Ext-authz service is called for every request, while it could be disabled per route (public/private ksvc)

[norbjd]

Context

When ext-authz is enabled, every request to the gateway's external listeners is forwarded to the ext-authz service, because the filter is added to every external listener's HTTPConnectionManager.

My use-case

In my case, I have two kinds of Knative services I want to serve, "public" and "private" ones:

• "public" services (with a visibility: public label) can be called by anyone who knows the URL
• "private" services (with a visibility: private label) can only be called by authenticated users (with a token)

Today, to achieve the authentication mechanism, I'm using the ext-authz configuration provided by Kourier (by setting KOURIER_EXTAUTHZ_HOST). In a nutshell, my ext-authz service is following this logic (pseudo-code):

if serviceHasVisibilityPublicLabel(ksvc) {
  return 200 // call is always authorized
} else if serviceHasVisibilityPrivateLabel(ksvc, request) {
  token := getTokenFromRequest(request)
  if isValidToken(token) {
    return 200 // call is authorized
  } else {
    return 403 // call is unauthorized
  }
}

Problem

As you can see, since ext-authz is enabled globally, all requests to "public" services are also calling my ext-authz service. Even if validating a request to "public" services is a no-op (always return 200), this is still causing congestion on the ext-authz service, while actually, it's not necessary.

Proposed solution

To avoid unnecessary calls to the ext-authz service, I propose to configure ExtAuthzPerRoute filter at every route level, based on the related ksvc labels or annotations. This filter is already used in some internal routes (status or ACME challenge) to disable ext-authz, but it's not generalized to public routes.
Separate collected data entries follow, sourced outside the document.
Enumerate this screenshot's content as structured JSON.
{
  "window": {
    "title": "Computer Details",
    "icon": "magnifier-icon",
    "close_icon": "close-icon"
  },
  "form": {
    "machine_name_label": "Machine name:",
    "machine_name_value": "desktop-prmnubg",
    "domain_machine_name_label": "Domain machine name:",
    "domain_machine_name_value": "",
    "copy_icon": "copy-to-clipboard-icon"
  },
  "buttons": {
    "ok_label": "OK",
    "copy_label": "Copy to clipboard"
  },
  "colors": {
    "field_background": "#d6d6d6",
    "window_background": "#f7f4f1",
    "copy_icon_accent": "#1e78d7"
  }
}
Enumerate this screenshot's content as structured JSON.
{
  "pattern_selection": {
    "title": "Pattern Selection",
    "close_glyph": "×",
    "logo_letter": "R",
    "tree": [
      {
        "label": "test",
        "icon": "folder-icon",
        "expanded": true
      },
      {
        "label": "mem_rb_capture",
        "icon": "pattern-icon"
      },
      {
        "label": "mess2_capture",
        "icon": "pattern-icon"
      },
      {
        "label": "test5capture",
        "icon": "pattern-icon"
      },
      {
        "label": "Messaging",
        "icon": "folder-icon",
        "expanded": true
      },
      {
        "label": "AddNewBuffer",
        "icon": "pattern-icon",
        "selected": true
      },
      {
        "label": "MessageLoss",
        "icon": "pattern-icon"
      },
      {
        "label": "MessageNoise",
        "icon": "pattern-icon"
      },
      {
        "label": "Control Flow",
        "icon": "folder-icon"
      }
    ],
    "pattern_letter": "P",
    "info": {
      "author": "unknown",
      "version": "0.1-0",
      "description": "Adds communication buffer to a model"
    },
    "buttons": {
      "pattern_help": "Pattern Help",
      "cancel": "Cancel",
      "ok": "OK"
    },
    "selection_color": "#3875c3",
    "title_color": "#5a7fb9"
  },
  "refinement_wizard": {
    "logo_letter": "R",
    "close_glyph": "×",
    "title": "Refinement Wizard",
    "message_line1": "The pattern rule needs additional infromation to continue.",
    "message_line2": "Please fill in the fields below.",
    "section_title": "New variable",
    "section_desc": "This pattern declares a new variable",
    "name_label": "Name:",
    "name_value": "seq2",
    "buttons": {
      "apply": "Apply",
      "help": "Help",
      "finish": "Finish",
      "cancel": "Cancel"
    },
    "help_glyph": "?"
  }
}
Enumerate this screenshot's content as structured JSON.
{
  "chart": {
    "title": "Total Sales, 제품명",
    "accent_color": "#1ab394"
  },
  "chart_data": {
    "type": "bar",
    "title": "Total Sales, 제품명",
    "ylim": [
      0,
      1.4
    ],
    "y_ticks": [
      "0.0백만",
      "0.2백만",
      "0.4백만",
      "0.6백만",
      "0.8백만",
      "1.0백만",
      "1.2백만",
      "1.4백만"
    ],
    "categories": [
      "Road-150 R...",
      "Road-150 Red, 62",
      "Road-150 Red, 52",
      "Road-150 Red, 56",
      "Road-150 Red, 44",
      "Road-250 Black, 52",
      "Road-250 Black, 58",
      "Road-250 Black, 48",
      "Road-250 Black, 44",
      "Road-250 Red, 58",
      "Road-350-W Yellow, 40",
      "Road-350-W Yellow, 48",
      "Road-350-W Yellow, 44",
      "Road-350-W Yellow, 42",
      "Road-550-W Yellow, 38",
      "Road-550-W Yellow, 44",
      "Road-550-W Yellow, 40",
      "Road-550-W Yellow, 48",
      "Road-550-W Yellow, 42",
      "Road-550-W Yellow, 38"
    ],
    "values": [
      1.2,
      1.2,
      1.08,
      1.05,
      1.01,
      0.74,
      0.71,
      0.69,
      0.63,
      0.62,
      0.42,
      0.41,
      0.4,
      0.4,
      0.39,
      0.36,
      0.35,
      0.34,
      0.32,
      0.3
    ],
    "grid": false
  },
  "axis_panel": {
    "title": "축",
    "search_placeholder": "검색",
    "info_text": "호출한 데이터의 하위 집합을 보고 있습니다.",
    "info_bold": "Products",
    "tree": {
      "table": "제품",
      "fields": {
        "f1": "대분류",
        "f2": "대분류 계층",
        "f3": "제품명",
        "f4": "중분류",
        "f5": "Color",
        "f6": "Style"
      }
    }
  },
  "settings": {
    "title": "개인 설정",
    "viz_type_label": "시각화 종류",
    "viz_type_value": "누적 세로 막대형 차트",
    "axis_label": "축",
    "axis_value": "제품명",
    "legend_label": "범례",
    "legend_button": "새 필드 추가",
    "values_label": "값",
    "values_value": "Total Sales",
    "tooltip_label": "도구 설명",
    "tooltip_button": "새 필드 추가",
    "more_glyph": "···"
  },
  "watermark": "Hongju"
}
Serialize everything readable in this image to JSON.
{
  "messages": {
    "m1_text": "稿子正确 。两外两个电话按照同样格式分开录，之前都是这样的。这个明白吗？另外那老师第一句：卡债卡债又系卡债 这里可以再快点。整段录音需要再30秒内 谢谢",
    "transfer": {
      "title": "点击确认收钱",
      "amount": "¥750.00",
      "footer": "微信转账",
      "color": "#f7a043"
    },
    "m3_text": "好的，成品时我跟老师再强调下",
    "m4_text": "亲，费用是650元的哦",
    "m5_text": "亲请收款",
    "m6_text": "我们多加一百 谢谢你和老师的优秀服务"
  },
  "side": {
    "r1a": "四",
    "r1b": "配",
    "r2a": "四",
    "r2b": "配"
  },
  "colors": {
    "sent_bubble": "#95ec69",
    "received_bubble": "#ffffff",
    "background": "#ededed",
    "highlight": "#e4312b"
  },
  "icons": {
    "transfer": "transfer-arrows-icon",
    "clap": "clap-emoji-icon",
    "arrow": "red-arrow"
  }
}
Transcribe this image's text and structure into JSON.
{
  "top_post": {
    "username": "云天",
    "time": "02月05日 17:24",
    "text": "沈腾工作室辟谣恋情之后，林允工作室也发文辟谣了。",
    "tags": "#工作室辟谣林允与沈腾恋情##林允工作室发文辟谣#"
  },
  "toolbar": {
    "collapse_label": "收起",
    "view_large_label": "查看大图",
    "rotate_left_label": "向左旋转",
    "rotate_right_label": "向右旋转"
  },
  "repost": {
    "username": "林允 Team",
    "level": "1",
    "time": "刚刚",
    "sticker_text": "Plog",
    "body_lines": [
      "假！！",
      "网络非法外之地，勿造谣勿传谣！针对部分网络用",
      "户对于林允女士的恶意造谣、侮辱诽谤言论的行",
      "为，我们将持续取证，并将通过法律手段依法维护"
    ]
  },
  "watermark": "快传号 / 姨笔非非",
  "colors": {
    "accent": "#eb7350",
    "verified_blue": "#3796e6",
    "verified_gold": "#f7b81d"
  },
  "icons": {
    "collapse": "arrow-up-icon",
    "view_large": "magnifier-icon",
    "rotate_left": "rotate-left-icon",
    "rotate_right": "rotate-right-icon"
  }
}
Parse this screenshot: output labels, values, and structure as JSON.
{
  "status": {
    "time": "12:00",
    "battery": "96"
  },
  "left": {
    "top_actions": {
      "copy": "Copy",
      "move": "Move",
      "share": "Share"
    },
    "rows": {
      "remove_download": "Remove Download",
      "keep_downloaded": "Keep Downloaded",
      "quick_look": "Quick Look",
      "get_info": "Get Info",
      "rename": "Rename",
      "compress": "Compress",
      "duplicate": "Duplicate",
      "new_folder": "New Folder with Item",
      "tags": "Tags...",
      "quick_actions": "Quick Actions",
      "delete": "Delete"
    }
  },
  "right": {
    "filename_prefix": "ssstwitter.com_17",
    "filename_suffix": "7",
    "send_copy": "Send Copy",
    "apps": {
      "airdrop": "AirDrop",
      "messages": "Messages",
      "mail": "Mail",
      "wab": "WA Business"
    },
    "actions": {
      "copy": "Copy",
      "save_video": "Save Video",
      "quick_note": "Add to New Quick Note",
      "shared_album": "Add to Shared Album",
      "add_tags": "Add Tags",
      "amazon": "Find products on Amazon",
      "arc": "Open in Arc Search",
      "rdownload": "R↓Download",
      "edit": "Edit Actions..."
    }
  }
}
When "visibility" label is not provided, the default should be to not add nor configure the ExtAuthzPerRoute filter, so we don't introduce any breaking change. In fact, ExtAuthzPerRoute filter should only be configured (disabled: true) when "visibility" label is set to "public", so ext-authz service can be bypassed (as it will always return 200 anyway).

Some questions

• is enabling ext-authz using labels/annotations at the knative service level a good solution? If so, how should we call this label (visibility works in my case, but we might want something more generic, with knative.dev prefix)
• how does other ingresses (Istio) handle this case? Does this mechanism exist somewhere else?

---

Finally, if you're interested, I'll be happy to help for the implementation.

Thanks!

[github-actions]

This issue is stale because it has been open for 90 days with no
activity. It will automatically close after 30 more days of
inactivity. Reopen the issue with /reopen. Mark the issue as
fresh by adding the comment /remove-lifecycle stale.

[norbjd]

Hello 👋 @skonto @ReToCode do you have any opinion on this 🙏? As you are also working on Knative serving itself, I think you might have an idea if this is something we could implement on kourier, or at a more high level. Thanks!